A Capoeiragem do Rio, o Brinquedo de Salvador e o Frevo de Recife: O Legado da Capoeira em seus focos iniciais



Rio de Janeiro

            O Rio de Janeiro, nos tempos mais remotos, já era uma cidade turbulenta, cheia de desordeiros. E no meio dessas brigas e arruaças aparece o capoeira carioca. Segundo registros da época, um sujeito inconfundível pelo seu andar gingado com destreza e agilidade no corpo. O capoeira carioca era de fato, vadio e ocioso, porém um cidadão temido por todos, principalmente por ter fama de levar vantagens em brigas até contra pessoas armadas. 

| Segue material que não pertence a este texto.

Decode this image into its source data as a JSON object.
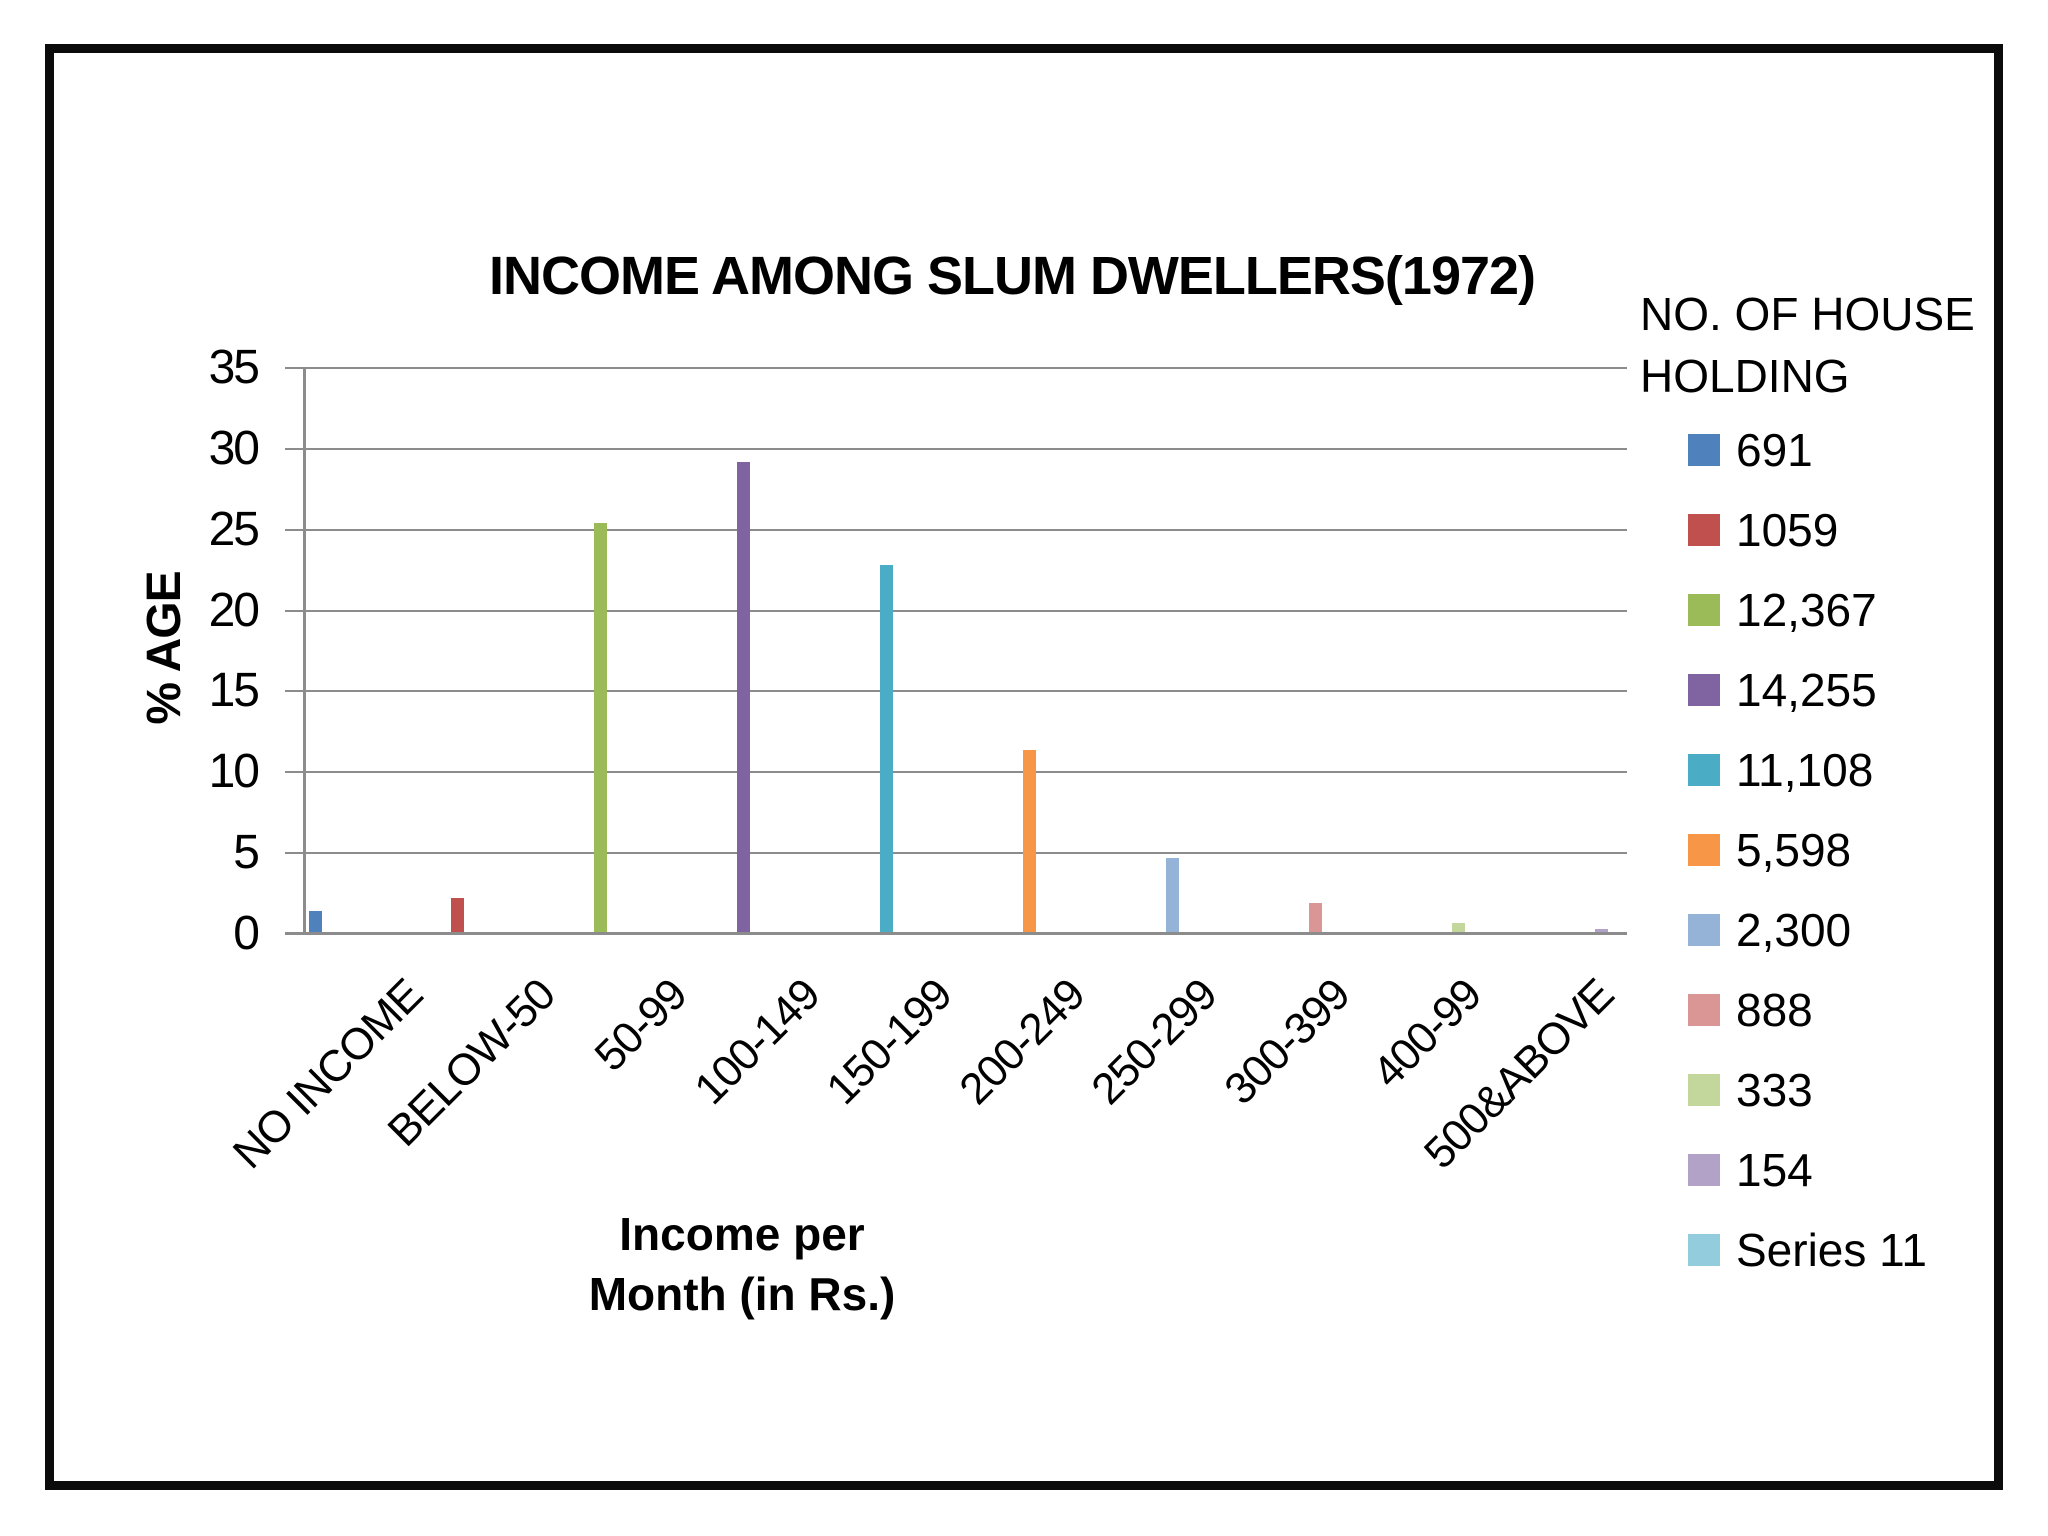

            Suas armas se constituíam no cacete (espécie de porrete), na navalha e no próprio corpo, através dos rabos-de-arraia e cabeçadas. Esses desordeiros se juntavam em grupos chamados maltas, sendo mais famosas a dos Guaiamuns e a dos Nagôas. Entre essas maltas havia muita rivalidade o que sempre gerava conflitos. Na malta também havia um líder que comandava as desordens.

            Algum tempo atrás encontrei uma nota dizendo mostrar o primeiro aparecimento da palavra capoeira escrita no registro da prisão de Adão, pardo, escravo,acusado de ser capoeira, em 25 de Abril de 1789. [Nireu Cavalcanti, O CapoeiraJornal do Brasil, 15/11/1999, citando do códice 24, Tribunal da Relação, livro 10, Arquivo Nacional, Rio de Janeiro]. 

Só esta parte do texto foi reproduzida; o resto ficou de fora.